Читать начало истории

13 марта 2024

Последнее письмо в Россию.
Здравствуй, Оля.
Два года не списывались. Твоё сообщение так и висит не отвеченным:
– Перестань мне эти картинки слать, я в них не верю.
”Эти картинки“ – хвосты русских ракет, которые торчали в асфальте перед мом харьковским подъездом. В первый день весны две тысячи двадцать второго года.
Не переживай, Оль, больше ничего слать не буду.
Таких ”картинок“, снятых на мобильные телефоны, теперь – миллионы. А еще есть фильмы, книги, расследования, прямые трансляции, статьи экспертов и аналитиков на всех языках мира.
Знаю – ты ”такое“ не читаешь. Не твоя война, не твоя страна, не твоя боль. И вообще ”пусть политики сами разбираются”.

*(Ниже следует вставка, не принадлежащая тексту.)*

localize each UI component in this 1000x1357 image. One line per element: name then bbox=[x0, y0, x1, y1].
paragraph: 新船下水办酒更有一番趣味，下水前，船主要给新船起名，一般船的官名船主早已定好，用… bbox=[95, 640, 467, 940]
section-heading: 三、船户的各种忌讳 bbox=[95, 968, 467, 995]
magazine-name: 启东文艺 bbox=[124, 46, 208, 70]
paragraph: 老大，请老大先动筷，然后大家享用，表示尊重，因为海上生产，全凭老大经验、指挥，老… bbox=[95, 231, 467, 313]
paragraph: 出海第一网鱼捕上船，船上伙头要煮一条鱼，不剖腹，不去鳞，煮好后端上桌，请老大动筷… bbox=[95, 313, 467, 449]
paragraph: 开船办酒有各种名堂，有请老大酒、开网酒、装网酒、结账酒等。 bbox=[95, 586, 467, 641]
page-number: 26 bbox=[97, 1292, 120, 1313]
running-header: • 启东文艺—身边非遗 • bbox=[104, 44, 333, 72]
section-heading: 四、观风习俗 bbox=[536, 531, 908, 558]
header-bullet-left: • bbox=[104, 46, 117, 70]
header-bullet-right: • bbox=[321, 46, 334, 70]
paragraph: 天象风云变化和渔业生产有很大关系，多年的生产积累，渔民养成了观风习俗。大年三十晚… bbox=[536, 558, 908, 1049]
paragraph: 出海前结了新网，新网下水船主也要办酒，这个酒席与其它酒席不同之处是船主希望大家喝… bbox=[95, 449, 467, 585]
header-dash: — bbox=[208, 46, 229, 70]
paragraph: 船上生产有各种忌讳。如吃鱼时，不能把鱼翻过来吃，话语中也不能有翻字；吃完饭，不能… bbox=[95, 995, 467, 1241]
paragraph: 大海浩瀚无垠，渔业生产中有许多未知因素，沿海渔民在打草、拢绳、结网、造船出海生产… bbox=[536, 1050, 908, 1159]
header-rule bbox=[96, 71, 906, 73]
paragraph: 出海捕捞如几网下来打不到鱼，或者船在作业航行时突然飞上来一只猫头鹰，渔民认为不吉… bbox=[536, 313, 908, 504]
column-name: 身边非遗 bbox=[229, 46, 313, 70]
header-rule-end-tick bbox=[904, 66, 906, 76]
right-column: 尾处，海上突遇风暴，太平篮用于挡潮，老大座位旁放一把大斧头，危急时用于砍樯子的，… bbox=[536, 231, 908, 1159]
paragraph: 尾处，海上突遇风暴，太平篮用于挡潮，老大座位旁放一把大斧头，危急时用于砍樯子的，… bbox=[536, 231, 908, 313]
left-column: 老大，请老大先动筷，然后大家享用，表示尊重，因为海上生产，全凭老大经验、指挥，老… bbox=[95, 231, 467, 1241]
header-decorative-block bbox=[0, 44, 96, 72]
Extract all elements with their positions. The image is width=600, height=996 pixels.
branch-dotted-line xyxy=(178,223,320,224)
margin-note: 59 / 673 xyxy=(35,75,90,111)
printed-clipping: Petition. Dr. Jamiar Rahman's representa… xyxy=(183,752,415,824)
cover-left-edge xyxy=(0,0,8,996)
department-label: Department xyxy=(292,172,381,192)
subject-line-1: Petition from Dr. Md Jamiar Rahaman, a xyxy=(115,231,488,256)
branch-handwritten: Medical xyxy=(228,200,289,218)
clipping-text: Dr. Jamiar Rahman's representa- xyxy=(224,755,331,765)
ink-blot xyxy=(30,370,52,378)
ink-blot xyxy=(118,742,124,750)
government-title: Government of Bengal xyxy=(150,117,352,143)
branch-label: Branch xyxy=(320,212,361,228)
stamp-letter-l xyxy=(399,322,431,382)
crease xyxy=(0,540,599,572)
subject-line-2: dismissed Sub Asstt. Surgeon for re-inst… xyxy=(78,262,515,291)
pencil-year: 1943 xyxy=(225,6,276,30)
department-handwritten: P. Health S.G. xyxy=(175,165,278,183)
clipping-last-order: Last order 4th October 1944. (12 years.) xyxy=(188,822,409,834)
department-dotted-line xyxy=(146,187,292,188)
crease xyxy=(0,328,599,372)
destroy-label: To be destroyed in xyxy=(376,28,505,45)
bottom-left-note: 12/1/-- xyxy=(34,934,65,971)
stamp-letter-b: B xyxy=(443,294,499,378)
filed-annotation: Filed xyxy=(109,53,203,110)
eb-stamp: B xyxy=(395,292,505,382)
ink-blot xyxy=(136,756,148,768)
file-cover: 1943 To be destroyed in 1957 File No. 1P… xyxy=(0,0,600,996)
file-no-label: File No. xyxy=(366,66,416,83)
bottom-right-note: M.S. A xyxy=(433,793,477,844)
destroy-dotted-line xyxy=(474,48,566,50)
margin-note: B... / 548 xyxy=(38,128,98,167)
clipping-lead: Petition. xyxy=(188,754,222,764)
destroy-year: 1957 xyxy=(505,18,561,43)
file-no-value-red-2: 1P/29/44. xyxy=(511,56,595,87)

Переубеждать не стану. Сил уже нет, да и смысла.
Я вот чего пишу, Оль.
Увидела сегодня в тик-токе твое видео с красивым тортом ”ура совершеннолетний!”. Слушай, как время летит. Я твоего малого помню беззубым первоклашкой, смешной такой был.
Ты на этом видео такая счастливая.
Думаю, в последний раз. С завтрашнего дня эта война станет твоей, персональной.
Ты резко повзрослеешь, постареешь даже. Вряд ли станешь интересоваться историей и географией, но точно узнаешь расписание работы военкоматов и перепишешь телефоны минобороны. Обязательно будешь трясти повесткой и вопрошать куда-то в небо
– Почему мой? Как же так!?
Ну, может быть не завтра. С понедельника.
Сразу после ”выборов”.
Ты на прошлые штук пять, кажется, не ходила. Статус молчаливой соучастницы он попроще да, согласна. На эти пойдешь, Оль, заставят.
В эту пятницу твоя ”галочка” в бюллетене станет кровавой распиской: ”Я убила своего сына”.
Когда рыдать над его гробом будешь, вспоминай об этом.
 
7 марта 2024
Гуляємо тільки що у темному парку, освітлення там з початку великої війни не вмикали.
Ми, собачники, зазвичай збираємось на галявині й кожен свій ліхтарик вішає на тополю. І гарно так виходить, казково навіть.
Але, якщо якийсь собака залишає периметр світла, то автоматично перетворюється на ледве помітну пляму.
Чорний Гектор взагалі розчиняється в темряві. Пес-невидимка.
Тому з нашого п’ятачка постійно лунають кумедні крики, типу: “Вишня, ти де?”, чи “Кокс, а ну повертайся!”.
Розумію людей, які оминають нашу чудернацьку галявину і про всяк випадок тримаються ближче до центральних алей парку.
І ось привели сьогодні вперше песика на ім’я Люцик. Ну так його принаймні кликав власник, поки пес був поруч.
Мила така дворняжка з притулку. Худий, рудий, радісний. Розміром десь по коліно доберману.
Поки ми жваво обговорювали протести польських фермерів, Люцик зник з радарів.
– Люцик, Люцик, – нема Люцика.
Власник, хлопчина років сімнадцяти, розхвилювався і став кликати собаку повним ім’ям.
– ЛЮЦИФЕР! – гучно закричав він у темряву.
У нас істерика.
Зазвичай собачники то є люди з величезною емпатією. Але не цього разу. Тут собака пропала, а ми регочім, не можемо зупинитись.
Бачили б ви того диявола.
Нє, ну пішли шукати, звісно. Але все одно хіхікали.
Уявляю собі цю картину збоку перехожих. Бігає по парку зграя неадекватів і кличе сатану, вибач господи.
Знайшли ми Люцифера біля сміттєвого бака, їв пакет з-під ковбаси.